Modeling Bioelectric State Transitions in Glial Cells: An ASAL-Inspired Computational Approach to Glioblastoma Initiation

TL;DR

This paper presents a computational agent-based model inspired by ASAL to simulate bioelectric state transitions in glial cells, revealing how mitochondrial dysfunction can lead to glioblastoma-like states through bioelectrical and metabolic disruptions.

Contribution

It introduces a novel bioelectric agent-based framework that integrates mitochondrial efficiency, ion channels, and ROS dynamics to model glioblastoma initiation, employing evolutionary algorithms for analysis.

Findings

Reduced mitochondrial efficiency induces depolarization and ROS increase.

Evolutionary algorithms identify resilient tumor-like bioelectric states.

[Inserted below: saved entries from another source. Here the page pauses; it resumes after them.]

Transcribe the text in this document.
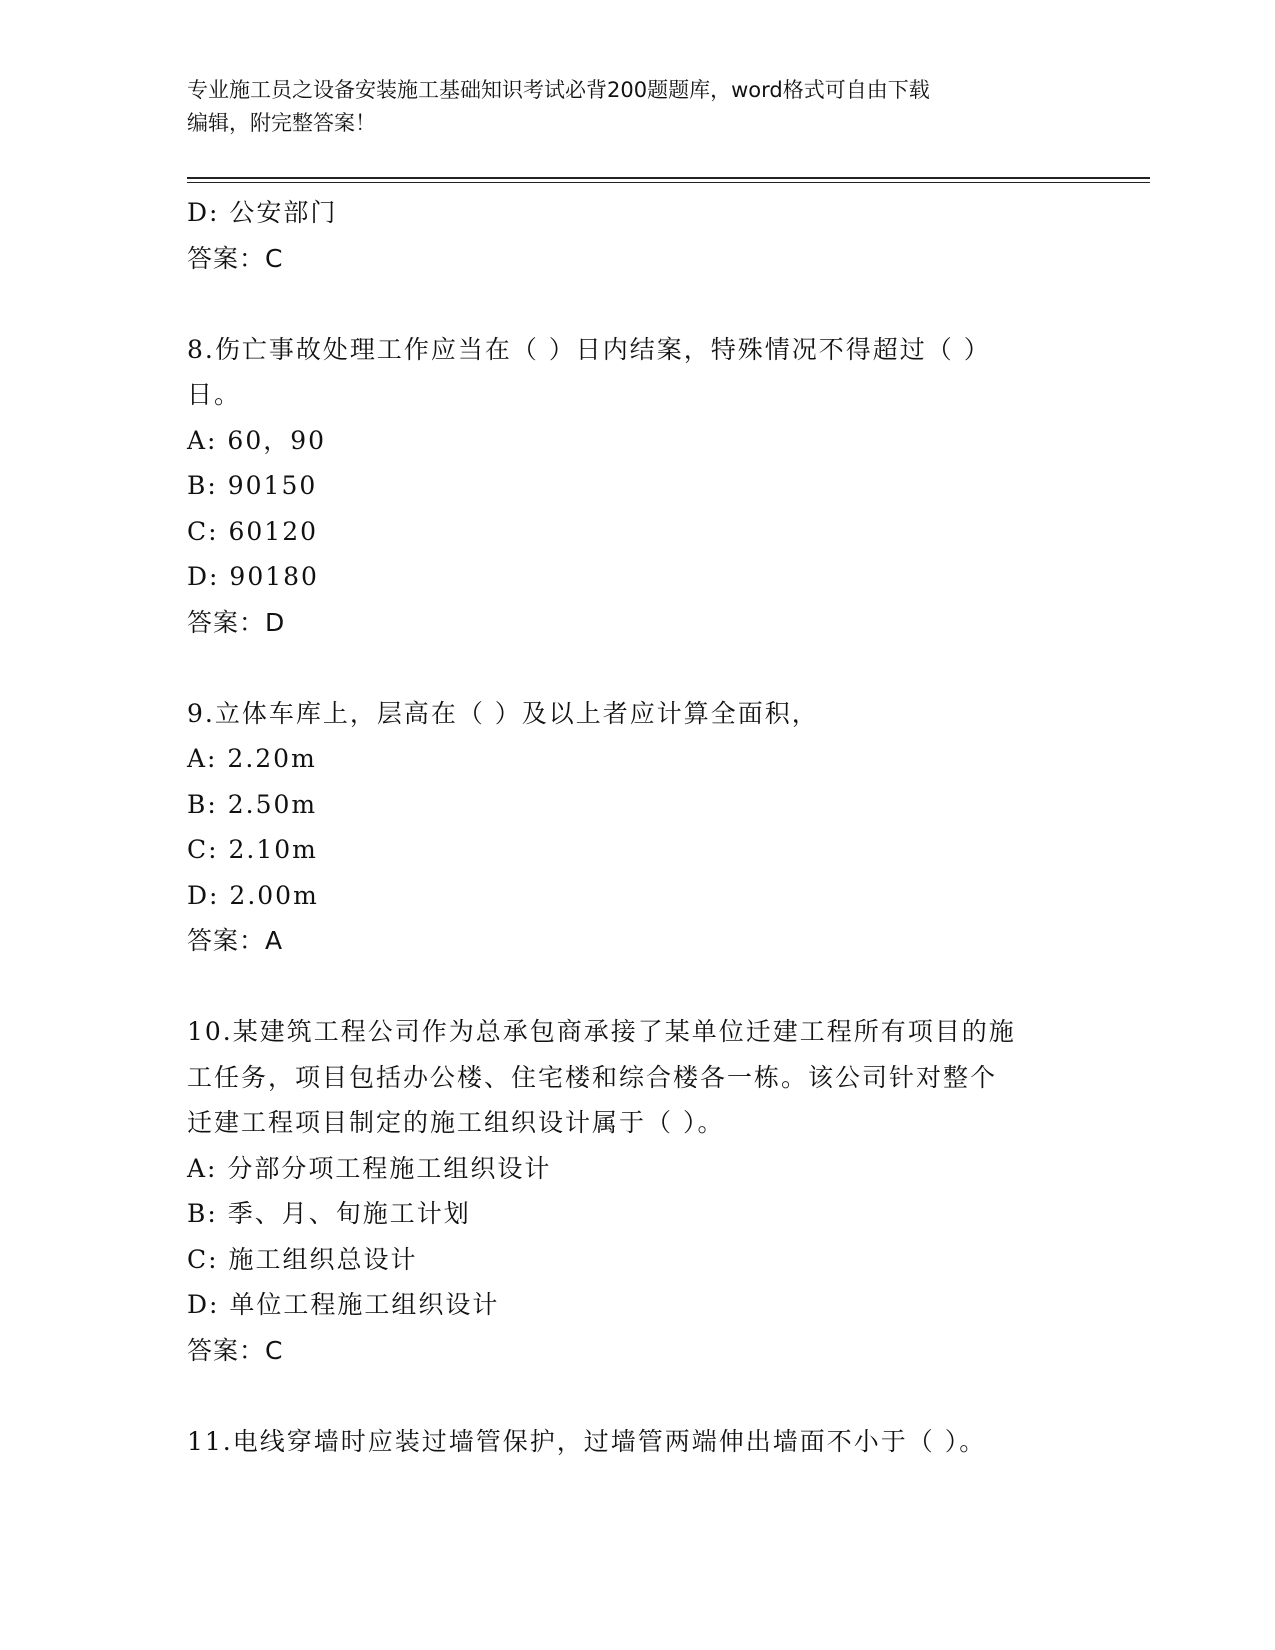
专业施工员之设备安装施工基础知识考试必背200题题库，word格式可自由下载
编辑，附完整答案！
D: 公安部门
答案：C
8.伤亡事故处理工作应当在（ ）日内结案，特殊情况不得超过（ ）
日。
A: 60，90
B: 90150
C: 60120
D: 90180
答案：D
9.立体车库上，层高在（ ）及以上者应计算全面积，
A: 2.20m
B: 2.50m
C: 2.10m
D: 2.00m
答案：A
10.某建筑工程公司作为总承包商承接了某单位迁建工程所有项目的施
工任务，项目包括办公楼、住宅楼和综合楼各一栋。该公司针对整个
迁建工程项目制定的施工组织设计属于（ ）。
A: 分部分项工程施工组织设计
B: 季、月、旬施工计划
C: 施工组织总设计
D: 单位工程施工组织设计
答案：C
11.电线穿墙时应装过墙管保护，过墙管两端伸出墙面不小于（ ）。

Disrupted bioelectric signaling can drive malignant transitions.

Abstract

Understanding how glioblastoma (GBM) emerges from initially healthy glial tissue requires models that integrate bioelectrical, metabolic, and multicellular dynamics. This work introduces an ASAL-inspired agent-based framework that simulates bioelectric state transitions in glial cells as a function of mitochondrial efficiency (Meff), ion-channel conductances, gap-junction coupling, and ROS dynamics. Using a 64x64 multicellular grid over 60,000 simulation steps, we show that reducing Meff below a critical threshold (~0.6) drives sustained depolarization, ATP collapse, and elevated ROS, reproducing key electrophysiological signatures associated with GBM. We further apply evolutionary optimization (genetic algorithms and MAP-Elites) to explore resilience, parameter sensitivity, and the emergence of tumor-like attractors. Early evolutionary runs converge toward depolarized, ROS-dominated regimes characterized by weakened electrical coupling and altered ionic transport. These results highlight mitochondrial dysfunction and disrupted bioelectric signaling as sufficient drivers of malignant-like transitions and provide a computational basis for probing the bioelectrical origins of oncogenesis.